Last Monday, Hudson and I attempted to make homemade noodles. Like a lot of things in my life, I had a picture of what the outcome would look like. In my head, it looked almost identical to the perfect noodles pictured in Joanna Gaines’ cookbook. Let’s just say they looked nothing like the picture. While her’s actually looked like noodles you would have bought from the store; mine looked strange and unnameable. I couldn’t even will myself to post a picture of the outcome because they looked so strange. Something clearly went awry. This was not the outcome I was expecting.

All week I have been thinking about this soup.  I have been thinking about if my mindset was merely outcome driven, I would have been pretty disappointed.  And here’s the thing, I usually am outcome driven.  I am all about a clear measurable.  My heart rests a bit easier when I can see a spreadsheet of all the things I did accomplish in a day.  That is one of the reasons I love training for a marathon.  I love the outcome of high mileage.  Even if I produce nothing else the rest of the day, it feels good to know that I ran 20 miles.  That is an outcome I can be proud of.  But here’s the thing, what about the seasons where you are not training for anything? What about the seasons that do not have a clear goal or some outcome that can be measured?  What is the indicator of success?  
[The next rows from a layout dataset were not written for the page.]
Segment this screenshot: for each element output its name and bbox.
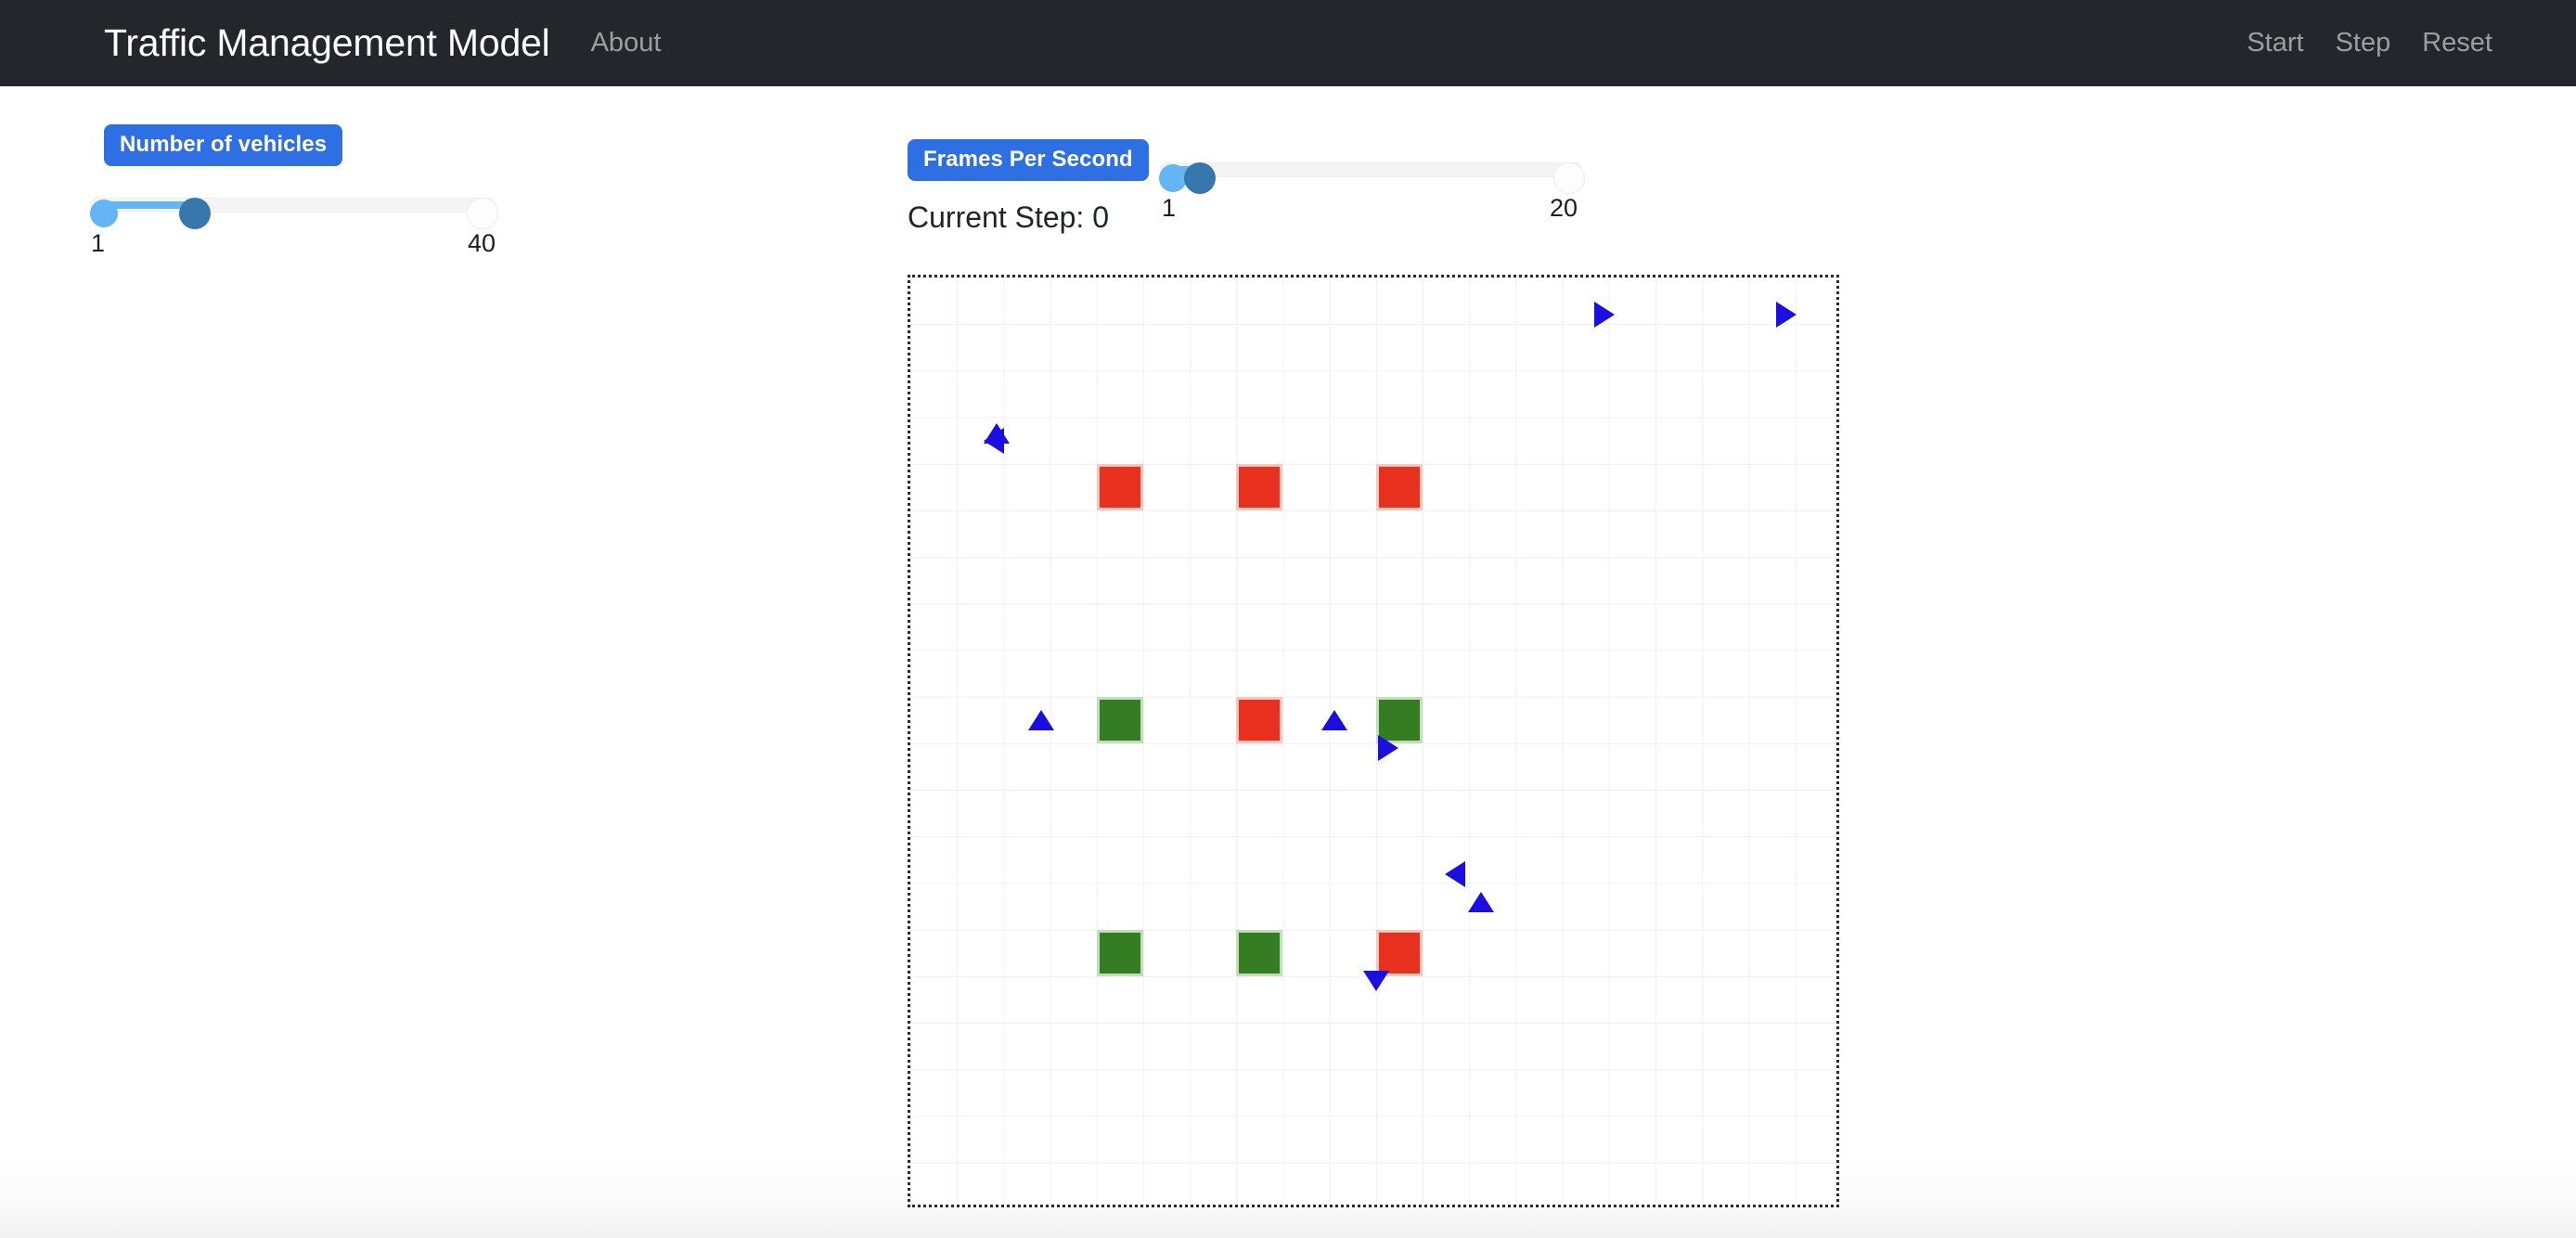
vehicles-slider-label: Number of vehicles <box>104 124 343 166</box>
traffic-light-green <box>1096 696 1143 743</box>
fps-slider[interactable]: 1 20 <box>1159 162 1596 222</box>
vehicle-down-icon <box>1363 971 1389 992</box>
page-title[interactable]: Traffic Management Model <box>104 21 550 65</box>
nav-link-about[interactable]: About <box>591 28 662 58</box>
fps-slider-min-label: 1 <box>1162 194 1177 222</box>
app-page: Traffic Management Model About Start Ste… <box>0 0 2576 1238</box>
nav-link-reset[interactable]: Reset <box>2422 28 2492 58</box>
vehicles-slider[interactable]: 1 40 <box>90 198 510 257</box>
fps-slider-max-label: 20 <box>1550 194 1578 222</box>
vehicle-right-icon <box>1593 302 1615 329</box>
nav-link-start[interactable]: Start <box>2247 28 2303 58</box>
fps-slider-start-knob[interactable] <box>1159 164 1187 192</box>
vehicles-slider-max-label: 40 <box>468 229 496 257</box>
vehicle-up-icon <box>1320 709 1347 730</box>
simulation-canvas-inner <box>910 277 1836 1205</box>
traffic-light-red <box>1236 696 1283 743</box>
vehicle-up-icon <box>1467 891 1494 912</box>
vehicles-slider-end-knob[interactable] <box>468 199 497 228</box>
navbar-right-links: Start Step Reset <box>2247 28 2492 58</box>
vehicles-slider-min-label: 1 <box>91 229 106 257</box>
fps-slider-track[interactable] <box>1160 162 1582 177</box>
fps-slider-group: Frames Per Second <box>908 139 1149 181</box>
nav-link-step[interactable]: Step <box>2336 28 2391 58</box>
fps-slider-end-knob[interactable] <box>1554 163 1584 193</box>
vehicles-slider-handle[interactable] <box>179 198 211 229</box>
vehicles-slider-group: Number of vehicles <box>104 124 343 166</box>
fps-slider-label: Frames Per Second <box>908 139 1149 181</box>
vehicle-right-icon <box>1377 735 1398 762</box>
current-step-label: Current Step: 0 <box>908 200 1109 234</box>
traffic-light-red <box>1376 929 1423 976</box>
vehicle-up-icon <box>1027 709 1054 730</box>
traffic-light-red <box>1236 463 1283 510</box>
fps-slider-handle[interactable] <box>1184 162 1216 194</box>
traffic-light-red <box>1376 463 1423 510</box>
vehicle-right-icon <box>1775 302 1797 329</box>
vehicles-slider-start-knob[interactable] <box>90 200 118 227</box>
navbar: Traffic Management Model About Start Ste… <box>0 0 2576 86</box>
traffic-light-green <box>1236 929 1283 976</box>
simulation-canvas[interactable] <box>908 275 1839 1207</box>
vehicle-up-icon <box>983 423 1010 445</box>
vehicle-left-icon <box>1445 860 1466 887</box>
traffic-light-red <box>1096 463 1143 510</box>
navbar-left-links: About <box>591 28 662 58</box>
traffic-light-green <box>1096 929 1143 976</box>
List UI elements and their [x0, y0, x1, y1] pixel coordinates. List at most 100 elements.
Those noodles the other night were not my definition of success.  However, Lance did snap a few quick photos of Hudson and I making those noodles.  And when I look at those photos, I see success.  I see happy faces and floured noses.  I see time well spent in the kitchen. 

There are a handful of lessons this season of quarantine is teaching me.  One is this: the process is always sweeter than the outcome.  In times where we do not have races, or stages, or arenas to display our outcomes, the process becomes essential.  We must lean in and embrace the sweet process of things and not be quite as concerned with the outcome.  

For me, personally embracing the process looks a bit like this: 

  1. Getting out to run with zero expectations on mileage and pace.
  2. Making noodles for the sake of spending quality time with my son with zero expectations that it will look like Joanna’s.
  3. Writing words for the sake of creativity and the fact that I am a better person when I am creating + vulnerable.
  4. Sending bold emails. There are lots of no’s, but I am embracing this process of putting myself out there.
  5. Trying new activities with Hudson and being absolutely okay when they do not look like Pinterest.
  6. Taking photos and capturing moments that are not perfect.
  7. Journaling. This is one of the best ways I can look back on the process of my life + see the Lord’s kindness.
  8. Prayer. This outcome-oriented girl needs a lot of help from the Lord to see new vision and embrace the process of things more.

Process over outcome.  It is freeing.  It allows room for grace.  It allows you to sit down at the dinner table still smiling as you eat noodles that look nothing like Joanna’s. It allows you to create, run, write, love, and step out in boldness because it is not about the outcome. It is something more. Something greater. It is about who you are becoming in the process.